While DotA 2 may be too complicated to visualise this, consider the following video, where an agent needs to step over a line blocked by another agent, who has the same mandate, in order to win. The first two runs produce the same results, with the agents setting off for their respective lines in an unplanned race. The third run onwards, something else happens…
(More examples here.)
Competitive self-play is becoming increasingly popular. The other very-famous AI that trained this way is AlphaGo, the machine that beat the world’s foremost Go champion last year, including one game in which it developed previously unknown strategies to win. Keep in mind this is a game humans have been playing for about 2,500 years and which AlphaGo taught itself in three days. Competitive self-play is especially useful either when engineers want the agent to acquire a skill for which they can’t create rewards in a given environment or when they want the agent to develop new ways to solve an old problem.
So as a consequence of the way it is designed and trained, OpenAI Five is expected to be all the more powerful before The International next year, with some gamers predicting that it will take the crown. But more than disrupting the human kingdom of DotA 2, Five’s education can prepare it for even more complicated tasks. For example, OpenAI has also been developing a robotic hand to be controlled by AI, and the hope is to make it as agile and dexterous as a human hand. Thereon, it becomes a matter of questions: “Five, what is the best way to return a serve?”

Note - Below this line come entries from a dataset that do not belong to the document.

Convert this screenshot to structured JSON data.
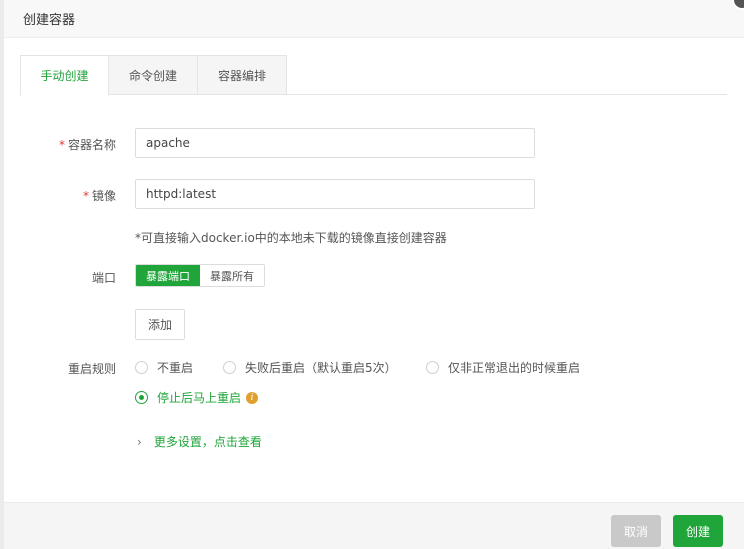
{
  "dialog": {
    "title": "创建容器"
  },
  "tabs": [
    {
      "label": "手动创建",
      "active": true
    },
    {
      "label": "命令创建",
      "active": false
    },
    {
      "label": "容器编排",
      "active": false
    }
  ],
  "form": {
    "required_mark": "*",
    "name_label": "容器名称",
    "name_value": "apache",
    "image_label": "镜像",
    "image_value": "httpd:latest",
    "image_hint": "*可直接输入docker.io中的本地未下载的镜像直接创建容器",
    "port_label": "端口",
    "port_options": [
      "暴露端口",
      "暴露所有"
    ],
    "port_selected": "暴露端口",
    "add_label": "添加",
    "restart_label": "重启规则",
    "restart_options": [
      "不重启",
      "失败后重启（默认重启5次）",
      "仅非正常退出的时候重启",
      "停止后马上重启"
    ],
    "restart_selected": "停止后马上重启",
    "info_glyph": "i",
    "more_label": "更多设置，点击查看"
  },
  "footer": {
    "cancel_label": "取消",
    "create_label": "创建"
  },
  "colors": {
    "accent": "#20a53a",
    "required": "#e03b3b",
    "info": "#e0a030",
    "cancel_bg": "#c9c9c9"
  }
}
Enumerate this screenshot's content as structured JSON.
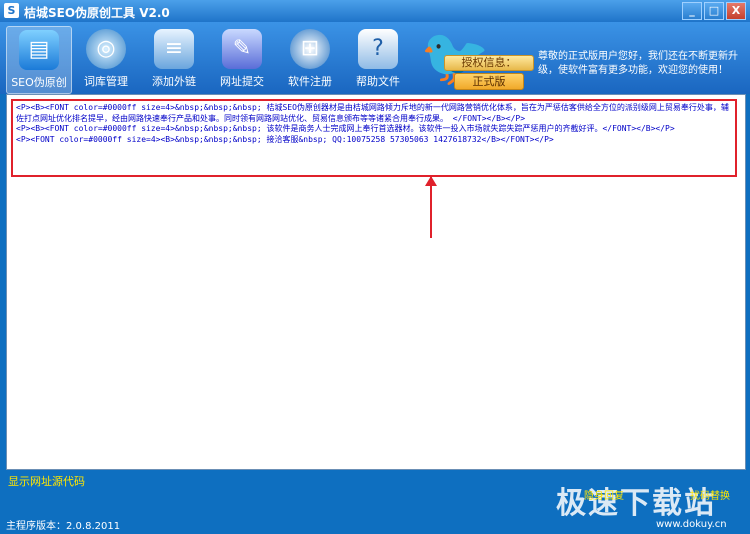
{
  "window": {
    "title": "桔城SEO伪原创工具 V2.0",
    "buttons": [
      "_",
      "□",
      "X"
    ]
  },
  "toolbar": [
    {
      "label": "SEO伪原创",
      "icon": "document-pages-icon",
      "active": true
    },
    {
      "label": "词库管理",
      "icon": "disc-cd-icon",
      "active": false
    },
    {
      "label": "添加外链",
      "icon": "stack-layers-icon",
      "active": false
    },
    {
      "label": "网址提交",
      "icon": "pencil-ink-icon",
      "active": false
    },
    {
      "label": "软件注册",
      "icon": "windows-shield-icon",
      "active": false
    },
    {
      "label": "帮助文件",
      "icon": "help-window-icon",
      "active": false
    }
  ],
  "auth": {
    "label": "授权信息：",
    "value": "正式版"
  },
  "welcome": "尊敬的正式版用户您好，我们还在不断更新升级，使软件富有更多功能，欢迎您的使用！",
  "code_lines": "<P><B><FONT color=#0000ff size=4>&nbsp;&nbsp;&nbsp; 桔城SEO伪原创器材是由桔城网路倾力斥地的新一代网路营销优化体系，旨在为严惩估客供给全方位的派别级网上贸易奉行处事，辅佐打点网址优化排名提早，经由网路快速奉行产品和处事。同时领有网路网站优化、贸易信息颁布等等诸紧合用奉行成果。 </FONT></B></P>\n<P><B><FONT color=#0000ff size=4>&nbsp;&nbsp;&nbsp; 该软件是商务人士完成网上奉行首选器材。该软件一投入市场就失踪失踪严惩用户的齐截好评。</FONT></B></P>\n<P><FONT color=#0000ff size=4><B>&nbsp;&nbsp;&nbsp; 接洽客服&nbsp; QQ:10075258 57305063 1427618732</B></FONT></P>",
  "footer": {
    "show_source": "显示网址源代码",
    "stealth": "隐身回复",
    "switch": "扰码替换",
    "version": "主程序版本：2.0.8.2011",
    "watermark": "极速下载站",
    "watermark_url": "www.dokuy.cn"
  },
  "colors": {
    "highlight_box": "#e0212b",
    "code_text": "#0000c8",
    "window_bg": "#0e6fc0"
  }
}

OpenAI is one of the two major billion-dollar non-profit organisations in the West focusing on using AI to solve humanity’s problems. The other is the Allen Institute for Artificial Intelligence, founded by former Microsoft bigwig Paul Allen, with the express intention of making “scientific breakthroughs”. However, OpenAI is in a uniquely sticky situation vis a vis its resources. As Miles Brundage, an AI expert recently employed by OpenAI, wrote on his blog in 2015:
With Amazon’s investment and Tesla’s indirect involvement through Musk, it would seem that OpenAI will potentially have access to a lot of the data needed to make deep learning and other AI approaches work well. But these are different sorts of datasets than Google and Facebook have, and may lend themselves to different technical approaches. They also raise the question of proprietary data – how will OpenAI balance its push for openness with this proprietary access? Will it release code but not data? How will its experiments be replicable if they are tailored to particular data streams? How will privacy be addressed? Some of these questions are unique to OpenAI and others aren’t. However, they’re the sorts of questions OpenAI will need to answer.